Sesungguhnya mereka tidak takut kepada hisab, dan mereka mendustakan ayat-ayat Kami dengan sesungguh-sungguhnya. Dan segala sesuatu telah Kami catat dalam suatu kitab. Karena itu, rasakanlah. Dan Kami sekali-kali tidak akan menambah kepada kamu selain dari azab. Allah subhanahu wa ta’ala berfirman, menceritakan tentang Hari Keputusanyaitu hari kiamat bahwa sesungguhnya hari itu telah ditetapkan waktu yang tertentu bagi kejadiannya, tidak diundurkan, dan tidak dikurangi (dimajukan), dan tiada seorang pun yang mengetahui tentang ketetapan waktunya secara tertentu melainkan hanya Allah subhanahu wa ta’ala Sebagaimana yang disebutkan dalam ayat lain melalui firman-Nya: Dan Kami tiadalah mengundurkannya, melainkan sampai waktu tertentu. (Hud: 104) Adapun firman Allah subhanahu wa ta’ala: yaitu hari (yang pada waktu itu) ditiup sangkakala, lalu kalian datang berkelompok-kelompok. (An-Naba: 18) Mujahid mengatakan bergelombang-gelombang atau rombongan-rombongan.
Ibnu Jarir mengatakan bahwa makna yang dimaksud ialah setiap umat datang bersama dengan rasulnya sendiri, semakna dengan apa yang disebutkan di dalam firman-Nya: (Ingatlah) suatu hari (yang di hari itu) Kami panggil tiap umat dengan pemimpinnya. (Al-Isra: 71) Imam Bukhari sehubungan dengan firman-Nya: yaitu hari (yang pada waktu itu) ditiup sangkakala, lalu kamu datang berkelompok-kelompok. (An-Naba: 18) mengatakan bahwa: telah menceritakan kepada kami Muhammad, telah menceritakan kepada kami Abu Mu'awiyah, dari Al-Abumasy, dari Abu Saleh, dari Abu Hurairah yang mengatakan bahwa Rasulullah ﷺ pernah bersabda: "Jarak waktu di antara kedua tiupan adalah empat puluh.
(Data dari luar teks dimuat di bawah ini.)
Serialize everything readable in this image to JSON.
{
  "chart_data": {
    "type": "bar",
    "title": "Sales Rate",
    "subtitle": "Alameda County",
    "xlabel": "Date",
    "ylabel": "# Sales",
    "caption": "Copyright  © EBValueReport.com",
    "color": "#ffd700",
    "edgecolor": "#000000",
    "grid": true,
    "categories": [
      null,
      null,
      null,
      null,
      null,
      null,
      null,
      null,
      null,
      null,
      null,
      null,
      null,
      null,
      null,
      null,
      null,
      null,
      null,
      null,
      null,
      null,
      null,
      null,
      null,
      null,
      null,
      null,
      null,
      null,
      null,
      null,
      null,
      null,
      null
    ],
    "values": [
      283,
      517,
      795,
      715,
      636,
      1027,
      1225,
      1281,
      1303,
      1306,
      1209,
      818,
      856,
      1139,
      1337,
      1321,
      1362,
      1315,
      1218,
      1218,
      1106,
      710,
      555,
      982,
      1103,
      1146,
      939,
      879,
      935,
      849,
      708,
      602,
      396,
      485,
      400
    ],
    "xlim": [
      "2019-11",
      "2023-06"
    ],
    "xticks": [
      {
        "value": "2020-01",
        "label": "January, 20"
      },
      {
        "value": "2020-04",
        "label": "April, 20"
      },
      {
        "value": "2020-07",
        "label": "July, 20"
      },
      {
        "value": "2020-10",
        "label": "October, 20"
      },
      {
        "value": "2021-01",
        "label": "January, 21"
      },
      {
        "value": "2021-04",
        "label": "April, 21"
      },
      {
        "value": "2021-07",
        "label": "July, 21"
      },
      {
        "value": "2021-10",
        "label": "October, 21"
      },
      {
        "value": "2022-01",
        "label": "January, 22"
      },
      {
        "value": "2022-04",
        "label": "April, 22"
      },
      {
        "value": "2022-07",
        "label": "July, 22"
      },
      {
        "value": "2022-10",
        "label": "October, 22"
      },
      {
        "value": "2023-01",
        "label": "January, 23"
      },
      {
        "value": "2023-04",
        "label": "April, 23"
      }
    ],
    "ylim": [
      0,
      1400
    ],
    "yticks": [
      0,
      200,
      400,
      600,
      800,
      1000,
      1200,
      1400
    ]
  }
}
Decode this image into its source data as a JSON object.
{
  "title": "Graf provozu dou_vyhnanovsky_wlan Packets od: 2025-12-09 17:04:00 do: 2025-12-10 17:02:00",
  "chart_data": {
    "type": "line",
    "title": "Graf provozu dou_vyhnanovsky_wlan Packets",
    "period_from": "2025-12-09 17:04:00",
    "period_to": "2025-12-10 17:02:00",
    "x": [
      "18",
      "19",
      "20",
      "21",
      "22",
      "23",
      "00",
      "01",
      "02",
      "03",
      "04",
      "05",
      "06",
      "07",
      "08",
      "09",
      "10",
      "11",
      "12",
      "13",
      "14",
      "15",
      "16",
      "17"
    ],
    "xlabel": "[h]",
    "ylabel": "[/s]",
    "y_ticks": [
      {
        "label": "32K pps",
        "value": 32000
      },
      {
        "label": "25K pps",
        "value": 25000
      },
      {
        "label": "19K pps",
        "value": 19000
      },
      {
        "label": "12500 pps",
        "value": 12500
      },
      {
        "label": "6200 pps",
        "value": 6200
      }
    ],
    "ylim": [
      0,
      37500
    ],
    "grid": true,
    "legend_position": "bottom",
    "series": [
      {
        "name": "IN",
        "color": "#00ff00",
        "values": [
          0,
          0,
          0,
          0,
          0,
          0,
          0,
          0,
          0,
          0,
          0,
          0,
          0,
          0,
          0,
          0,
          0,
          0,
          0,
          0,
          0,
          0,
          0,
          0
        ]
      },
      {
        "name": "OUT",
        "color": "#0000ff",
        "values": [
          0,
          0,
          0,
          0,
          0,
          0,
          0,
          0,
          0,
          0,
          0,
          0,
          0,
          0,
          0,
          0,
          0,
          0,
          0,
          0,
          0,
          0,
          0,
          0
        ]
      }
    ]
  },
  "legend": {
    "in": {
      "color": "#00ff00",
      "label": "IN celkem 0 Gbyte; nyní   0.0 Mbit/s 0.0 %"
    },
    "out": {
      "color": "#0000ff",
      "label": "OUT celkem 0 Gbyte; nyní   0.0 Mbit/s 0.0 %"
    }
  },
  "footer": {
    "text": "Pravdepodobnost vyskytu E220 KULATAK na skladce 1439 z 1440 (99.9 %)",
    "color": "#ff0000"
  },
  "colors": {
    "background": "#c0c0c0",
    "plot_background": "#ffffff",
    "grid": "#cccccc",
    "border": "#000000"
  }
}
Mereka (para sahabat) bertanya, "Apakah empat puluh hari? Rasulullah ﷺ menjawab, "Aku tidak mau mengatakannya. Mereka bertanya, "Apakah empat puluh bulan?" Rasulullah ﷺ menjawab, "Aku menolak untuk mengatakannya. Mereka bertanya lagi, "Apakah empat puluh tahun? Rasulullah ﷺ menjawab, "Aku menolak untuk mengatakannya. Lalu Rasulullah ﷺ melanjutkan, "Kemudian Allah menurunkan hujan dari langit, maka bermunculanlah mereka sebagaimana tumbuhnya sayur-mayur. Tiada suatu anggota tubuh pun dari manusia melainkan pasti hancur kecuali satu tulang, yaitu tulang ekornya, maka darinyalah makhluk disusun kembali kelak di hari kiamat.
Firman Allah subhanahu wa ta’ala: dan dibukalah langit, maka terdapatlah beberapa pintu. (An-Naba: 19) Yakni membentuk jalan-jalan atau jalur-jalur untuk turunnya para malaikat. dan dijalankanlah gunung-gunung, maka menjadi fatamorganalah ia. (An-Naba: 20) Semakna dengan apa yang disebutkan di dalam firman-Nya: Dan kamu lihat gunung-gunung itu, kamu sangka dia tetap di tempatnya, padahal ia berjalan sebagai jalannya awan. (An-Naml: 88) Dan firman-Nya: dan gunung-gunung seperti bulu yang dihambur-hamburkan. (Al-Qari'ah: 5) Dan dalam surat ini disebutkan oleh firman-Nya: maka menjadi falamorganalah ia. (An-Naba: 20) Artinya, terbayang oleh orang yang memandangnya seakan-akan gunung itu adalah sesuatu benda, padahal kenyataannya tidaklah demikian; sesudah itu gunung-gunung tersebut lenyap sama sekali tanpa bekas, sebagaimana yang disebutkan dalam ayat lain melalui firman-Nya: Dan mereka bertanya kepadamu tentang gunung-gunung, maka katakanlah, "Tuhanku akan menghancurkannya (di hari kiamat) sehancur-hancurnya, maka Dia akan menjadikan (bekas) gunung-gunung itu datar sama sekali, tidak ada sedikit pun kamu lihat padanya tempat yang rendah dan yang tinggi-tinggi. (Thaha: 105-107) Dan firman Allah subhanahu wa ta’ala: Dan (ingatlah) akan hari (yang ketika itu) Kami perjalankan gunung-gunung dan kamu akan melihat bumi itu datar. (Al-Kahfi: 47) Adapun firman Allah subhanahu wa ta’ala: Sesungguhnya neraka Jahanam itu adalah tempat yang telah disediakan. (An-Naba: 21) Yakni tempat yang telah disediakan dan dikhususkan, bagi orang-orang yang melampaui batas. (An-Naba: 22) Mereka adalah para pembangkang, para pendurhaka yang menentang rasul-rasul Allah.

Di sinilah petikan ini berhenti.